Spanish banks are turning into some of the biggest real estate companies in Spain, just as they did during the last property crash of the late 80s and early 90s. To a greater or lesser extent, banks are running some of Spain’s biggest listed developers, companies like Colonial and Metrovacesa, who were forced to throw themselves at their bankers’ feet when they couldn’t cope with their billions of Euros of debt.
It’s not just the big developers with billions of Euros of debt that the banks are having to take over to prevent their loan default rates from going through the roof.

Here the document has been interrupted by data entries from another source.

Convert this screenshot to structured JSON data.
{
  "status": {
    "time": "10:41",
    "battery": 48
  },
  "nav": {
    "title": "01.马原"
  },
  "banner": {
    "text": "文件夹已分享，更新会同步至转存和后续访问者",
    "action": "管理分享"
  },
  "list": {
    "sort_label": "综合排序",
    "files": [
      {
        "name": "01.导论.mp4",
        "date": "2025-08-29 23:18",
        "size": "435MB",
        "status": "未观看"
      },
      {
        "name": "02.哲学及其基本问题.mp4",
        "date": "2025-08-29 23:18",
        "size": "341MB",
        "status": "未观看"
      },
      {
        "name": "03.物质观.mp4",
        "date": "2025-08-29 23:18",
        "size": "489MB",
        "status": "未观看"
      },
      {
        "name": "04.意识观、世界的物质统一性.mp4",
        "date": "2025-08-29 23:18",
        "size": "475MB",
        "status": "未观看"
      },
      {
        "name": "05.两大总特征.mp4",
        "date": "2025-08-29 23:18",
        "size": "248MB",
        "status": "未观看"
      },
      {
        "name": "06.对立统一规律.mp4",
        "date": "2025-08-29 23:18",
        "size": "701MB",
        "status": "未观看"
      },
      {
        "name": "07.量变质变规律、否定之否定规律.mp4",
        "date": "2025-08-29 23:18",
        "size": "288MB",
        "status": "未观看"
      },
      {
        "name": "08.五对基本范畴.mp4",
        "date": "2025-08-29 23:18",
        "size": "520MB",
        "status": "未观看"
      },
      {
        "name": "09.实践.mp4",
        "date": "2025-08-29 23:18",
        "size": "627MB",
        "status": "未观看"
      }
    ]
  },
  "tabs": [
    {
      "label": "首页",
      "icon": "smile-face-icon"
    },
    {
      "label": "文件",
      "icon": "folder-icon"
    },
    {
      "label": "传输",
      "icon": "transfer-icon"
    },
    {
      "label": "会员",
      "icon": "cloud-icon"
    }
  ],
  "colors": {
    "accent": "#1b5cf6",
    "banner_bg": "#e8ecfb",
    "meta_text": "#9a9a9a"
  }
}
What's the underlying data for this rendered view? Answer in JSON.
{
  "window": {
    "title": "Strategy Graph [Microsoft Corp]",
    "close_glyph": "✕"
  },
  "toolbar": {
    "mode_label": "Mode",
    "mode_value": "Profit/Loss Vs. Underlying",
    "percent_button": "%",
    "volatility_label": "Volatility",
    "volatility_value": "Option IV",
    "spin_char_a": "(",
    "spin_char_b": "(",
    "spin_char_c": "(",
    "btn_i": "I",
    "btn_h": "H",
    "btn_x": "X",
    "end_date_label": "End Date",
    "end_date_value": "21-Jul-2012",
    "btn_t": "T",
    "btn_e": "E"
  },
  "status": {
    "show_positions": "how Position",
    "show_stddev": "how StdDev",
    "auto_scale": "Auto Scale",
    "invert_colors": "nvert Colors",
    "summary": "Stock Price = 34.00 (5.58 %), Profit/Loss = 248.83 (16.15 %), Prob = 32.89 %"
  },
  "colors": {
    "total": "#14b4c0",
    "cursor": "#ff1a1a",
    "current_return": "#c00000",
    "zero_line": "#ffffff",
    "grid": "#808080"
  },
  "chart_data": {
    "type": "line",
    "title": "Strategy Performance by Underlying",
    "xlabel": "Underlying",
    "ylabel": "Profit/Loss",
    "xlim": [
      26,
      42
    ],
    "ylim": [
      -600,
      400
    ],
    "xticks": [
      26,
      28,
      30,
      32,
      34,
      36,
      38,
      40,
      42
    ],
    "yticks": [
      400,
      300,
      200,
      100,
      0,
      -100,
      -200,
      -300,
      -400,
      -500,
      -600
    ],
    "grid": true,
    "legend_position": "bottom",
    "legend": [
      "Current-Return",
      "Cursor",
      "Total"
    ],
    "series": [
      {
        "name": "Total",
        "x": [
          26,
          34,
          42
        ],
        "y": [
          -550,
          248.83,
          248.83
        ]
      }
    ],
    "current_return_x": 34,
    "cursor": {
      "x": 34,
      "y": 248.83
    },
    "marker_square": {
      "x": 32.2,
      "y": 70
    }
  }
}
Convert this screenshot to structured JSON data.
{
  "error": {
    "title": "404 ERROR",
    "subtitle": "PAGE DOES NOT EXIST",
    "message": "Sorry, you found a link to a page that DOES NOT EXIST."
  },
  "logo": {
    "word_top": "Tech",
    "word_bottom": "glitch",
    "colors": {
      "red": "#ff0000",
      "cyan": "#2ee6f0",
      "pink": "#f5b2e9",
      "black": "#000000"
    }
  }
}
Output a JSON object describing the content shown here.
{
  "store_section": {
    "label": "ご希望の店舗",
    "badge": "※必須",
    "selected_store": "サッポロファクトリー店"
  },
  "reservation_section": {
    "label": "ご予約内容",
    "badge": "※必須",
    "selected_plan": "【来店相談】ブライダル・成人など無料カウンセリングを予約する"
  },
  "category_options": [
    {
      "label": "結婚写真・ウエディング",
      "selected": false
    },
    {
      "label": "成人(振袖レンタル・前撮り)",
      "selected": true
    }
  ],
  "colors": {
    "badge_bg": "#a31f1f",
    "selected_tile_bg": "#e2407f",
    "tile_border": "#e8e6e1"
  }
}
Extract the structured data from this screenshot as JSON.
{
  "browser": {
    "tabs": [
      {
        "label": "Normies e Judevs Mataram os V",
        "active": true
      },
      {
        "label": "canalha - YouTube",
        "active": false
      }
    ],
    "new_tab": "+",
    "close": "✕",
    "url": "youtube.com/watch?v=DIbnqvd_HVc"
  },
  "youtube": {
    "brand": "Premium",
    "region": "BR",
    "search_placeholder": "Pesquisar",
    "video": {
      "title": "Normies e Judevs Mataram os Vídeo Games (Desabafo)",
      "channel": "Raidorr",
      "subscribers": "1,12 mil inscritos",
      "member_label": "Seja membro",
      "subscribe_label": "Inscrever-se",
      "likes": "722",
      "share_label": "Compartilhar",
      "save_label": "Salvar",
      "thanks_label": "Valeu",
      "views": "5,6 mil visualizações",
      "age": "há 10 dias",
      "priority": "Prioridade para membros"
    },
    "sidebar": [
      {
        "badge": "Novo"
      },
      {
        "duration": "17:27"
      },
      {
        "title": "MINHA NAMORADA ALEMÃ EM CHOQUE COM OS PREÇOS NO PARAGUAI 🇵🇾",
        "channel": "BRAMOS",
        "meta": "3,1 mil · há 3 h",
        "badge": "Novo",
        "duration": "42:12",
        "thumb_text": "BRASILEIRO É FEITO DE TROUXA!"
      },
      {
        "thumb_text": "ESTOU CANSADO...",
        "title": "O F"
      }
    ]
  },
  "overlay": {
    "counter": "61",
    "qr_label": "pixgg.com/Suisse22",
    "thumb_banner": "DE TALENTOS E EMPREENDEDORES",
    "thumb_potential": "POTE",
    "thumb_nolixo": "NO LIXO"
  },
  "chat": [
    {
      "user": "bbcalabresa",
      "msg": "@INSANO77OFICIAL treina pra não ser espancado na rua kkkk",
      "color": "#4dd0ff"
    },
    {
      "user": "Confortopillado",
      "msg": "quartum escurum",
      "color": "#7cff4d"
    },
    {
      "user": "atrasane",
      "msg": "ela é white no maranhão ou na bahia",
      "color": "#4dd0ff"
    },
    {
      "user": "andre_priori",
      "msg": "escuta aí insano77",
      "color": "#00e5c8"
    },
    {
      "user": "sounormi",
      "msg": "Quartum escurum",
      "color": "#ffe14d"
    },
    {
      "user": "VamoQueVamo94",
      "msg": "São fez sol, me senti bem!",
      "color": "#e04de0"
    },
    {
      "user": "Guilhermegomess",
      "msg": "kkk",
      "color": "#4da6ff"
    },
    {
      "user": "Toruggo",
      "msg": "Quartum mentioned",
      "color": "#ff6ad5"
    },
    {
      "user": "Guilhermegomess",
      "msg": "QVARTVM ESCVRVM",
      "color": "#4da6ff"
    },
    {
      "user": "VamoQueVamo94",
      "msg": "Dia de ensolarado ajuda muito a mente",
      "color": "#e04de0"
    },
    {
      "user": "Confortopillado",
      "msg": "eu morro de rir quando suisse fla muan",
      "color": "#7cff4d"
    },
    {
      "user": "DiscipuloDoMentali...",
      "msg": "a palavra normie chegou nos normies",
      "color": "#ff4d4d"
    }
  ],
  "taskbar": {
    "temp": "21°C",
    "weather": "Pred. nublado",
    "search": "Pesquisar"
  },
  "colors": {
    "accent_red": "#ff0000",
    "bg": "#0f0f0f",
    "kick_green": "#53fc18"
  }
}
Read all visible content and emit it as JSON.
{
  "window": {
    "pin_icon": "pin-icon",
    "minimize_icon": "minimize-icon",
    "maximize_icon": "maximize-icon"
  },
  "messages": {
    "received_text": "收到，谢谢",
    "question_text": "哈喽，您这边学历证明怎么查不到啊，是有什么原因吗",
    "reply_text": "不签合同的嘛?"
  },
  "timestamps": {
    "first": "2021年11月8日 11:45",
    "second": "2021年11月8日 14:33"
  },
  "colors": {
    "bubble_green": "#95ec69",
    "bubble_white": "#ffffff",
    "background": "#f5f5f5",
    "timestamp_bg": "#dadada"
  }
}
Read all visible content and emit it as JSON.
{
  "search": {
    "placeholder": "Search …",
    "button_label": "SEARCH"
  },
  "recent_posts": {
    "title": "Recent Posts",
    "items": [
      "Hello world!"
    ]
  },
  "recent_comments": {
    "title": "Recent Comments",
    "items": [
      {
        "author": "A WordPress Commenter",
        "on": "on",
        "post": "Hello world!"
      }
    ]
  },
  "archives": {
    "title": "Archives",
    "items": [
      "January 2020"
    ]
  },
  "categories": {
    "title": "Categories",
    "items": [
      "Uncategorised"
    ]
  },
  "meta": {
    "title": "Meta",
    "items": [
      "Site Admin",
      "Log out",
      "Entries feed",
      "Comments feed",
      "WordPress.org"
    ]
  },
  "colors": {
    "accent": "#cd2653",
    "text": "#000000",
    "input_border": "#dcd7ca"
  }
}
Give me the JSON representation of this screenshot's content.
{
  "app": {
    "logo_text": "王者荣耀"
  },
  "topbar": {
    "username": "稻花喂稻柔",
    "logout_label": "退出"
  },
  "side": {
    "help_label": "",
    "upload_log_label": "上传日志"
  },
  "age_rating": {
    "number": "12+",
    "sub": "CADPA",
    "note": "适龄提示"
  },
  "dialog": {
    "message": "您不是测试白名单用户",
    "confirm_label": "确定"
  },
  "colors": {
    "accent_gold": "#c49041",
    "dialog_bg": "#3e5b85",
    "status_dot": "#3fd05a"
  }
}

All around Spain many small regional banks and savings banks have been quietly taking over small local developers for the same reason.
Having taken over developers or their assets in return for cancelling debts, many banks and savings banks, known as cajas, now find they own a wide variety of real estate assets from land and flats under construction to finished developments and business parks.
Knowing what to do with all their new real estate holdings is an increasing problem for Spain’s banks. Big banks like Santander have set up new divisions to manage property portfolios, which in Santander’s case is valued at more than 2 billion Euros.
But banks are not property companies, and on the whole do not do a good job of managing real estate assets. That said, the property crash of the early 90s turned out to be one of the most profitable episodes in the history of Spanish banking. Having got assets on the cheap, all the banks had to do was hold on until the market picked up, which it inevitably did. The big question is, will it be the same again this time?